Tech magazines have always gone hand and hand with new items. For others, the main reason they consume a magazine is the hundreds of carefully selected pieces a creative staff uses to cover a mag ‘s glossy pages. So the advent of e-commerce was a normal continuation of the product roundups found in print as magazines went digital.
The key difference? Online, advertising organisations benefit more directly from the commodities they represent.
The main way to raise money for a media brand is through referral revenue: a cut in all transactions that come through their platform. As publications deal with mega retailers , especially Amazon, the relationship is often lucrative, which can lead to some head-scratching matchups, such as a high-end home magazine the guides you to purchase, say, a cheap toaster. It was the separation the kept stopping his team from exploring e-commerce for Marc Lotenberg, CEO of design magazine Floor.
Yet Lotenberg knew there was a chance to do something new as the market started getting more competitive. “We thought we would do the absolute opposite and create a platform that suits our editorial expectations with very exclusive items,” he says. So, after two years of going back and forth about how and when to run a customised e-commerce service, Surface today launched Concept Dose, a digital platform that daily unveils an exclusive product.
There’s so much more that most people realise that goes into great architecture.
It’s not a factory that’s cranking out these custom parts, there are people behind it.
An avant-garde take on a table lamp by Brooklyn-based designer and artist Joseph Algieri,
which is covered in 350 lemon-colored earplugs, is the first piece released on Design Dose.
It retails for 2,800 dollars and there is only one available.
“We’re committed to showcasing pieces that people will be seeing for the first time,” says Lotenberg. “A big motivator for us has been that you’re seeing the same pieces everywhere. Meanwhile, there’s tens of thousands of options out there. We don’t need to compete against what’s on other platforms, because all they have are the same 20 products that the customer already knows about. What we’re focusing on is exposing people to really great design brands that our readers should know about, but which just aren’t getting the air time they should.”

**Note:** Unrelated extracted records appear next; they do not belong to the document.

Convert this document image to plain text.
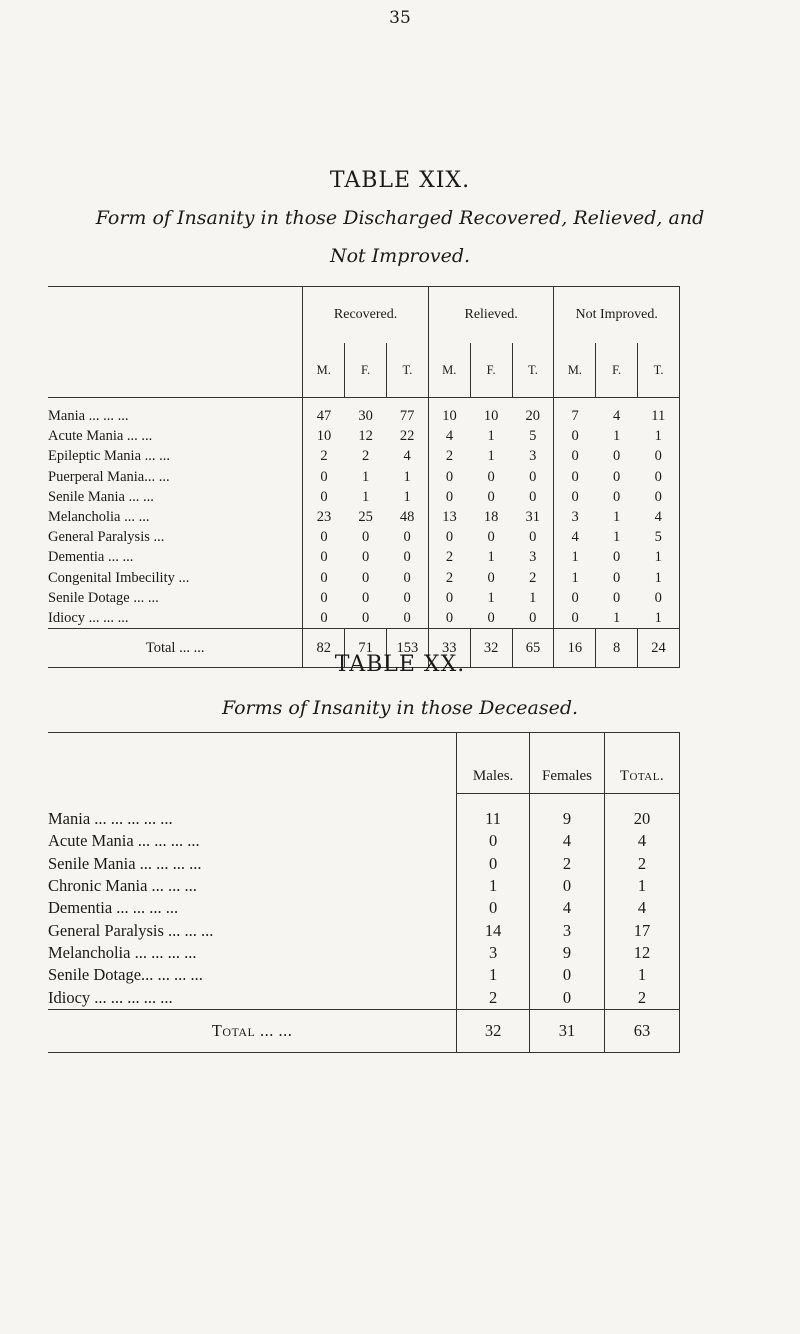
35
TABLE XIX.
Form of Insanity in those Discharged Recovered, Relieved, and
Not Improved.
	Recovered.			Relieved.			Not Improved.		
	M.	F.	T.	M.	F.	T.	M.	F.	T.
Mania ... ... ...	47	30	77	10	10	20	7	4	11
Acute Mania ... ...	10	12	22	4	1	5	0	1	1
Epileptic Mania ... ...	2	2	4	2	1	3	0	0	0
Puerperal Mania... ...	0	1	1	0	0	0	0	0	0
Senile Mania ... ...	0	1	1	0	0	0	0	0	0
Melancholia ... ...	23	25	48	13	18	31	3	1	4
General Paralysis ...	0	0	0	0	0	0	4	1	5
Dementia ... ...	0	0	0	2	1	3	1	0	1
Congenital Imbecility ...	0	0	0	2	0	2	1	0	1
Senile Dotage ... ...	0	0	0	0	1	1	0	0	0
Idiocy ... ... ...	0	0	0	0	0	0	0	1	1
Total ... ...	82	71	153	33	32	65	16	8	24
TABLE XX.
Forms of Insanity in those Deceased.
	Males.	Females	Total.
Mania ... ... ... ... ...	11	9	20
Acute Mania ... ... ... ...	0	4	4
Senile Mania ... ... ... ...	0	2	2
Chronic Mania ... ... ...	1	0	1
Dementia ... ... ... ...	0	4	4
General Paralysis ... ... ...	14	3	17
Melancholia ... ... ... ...	3	9	12
Senile Dotage... ... ... ...	1	0	1
Idiocy ... ... ... ... ...	2	0	2
Total ... ...	32	31	63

Lotenberg was further inspired to launch Design Dose as a sort of response to the pandemic, which has left small makers and artists without major fairs to exhibit at, while also landing Surface readers who are spending the bulk of their time at home. “Everyone is struggling right now, but these small brands could really use the extra bump to get attention. I see Design Dose as a means of democratizing things in a way—it’s not just bigger brands that can survive and get noticed,” he says. “We see it as solving a discovery problem for readers and a reach problem for creators.”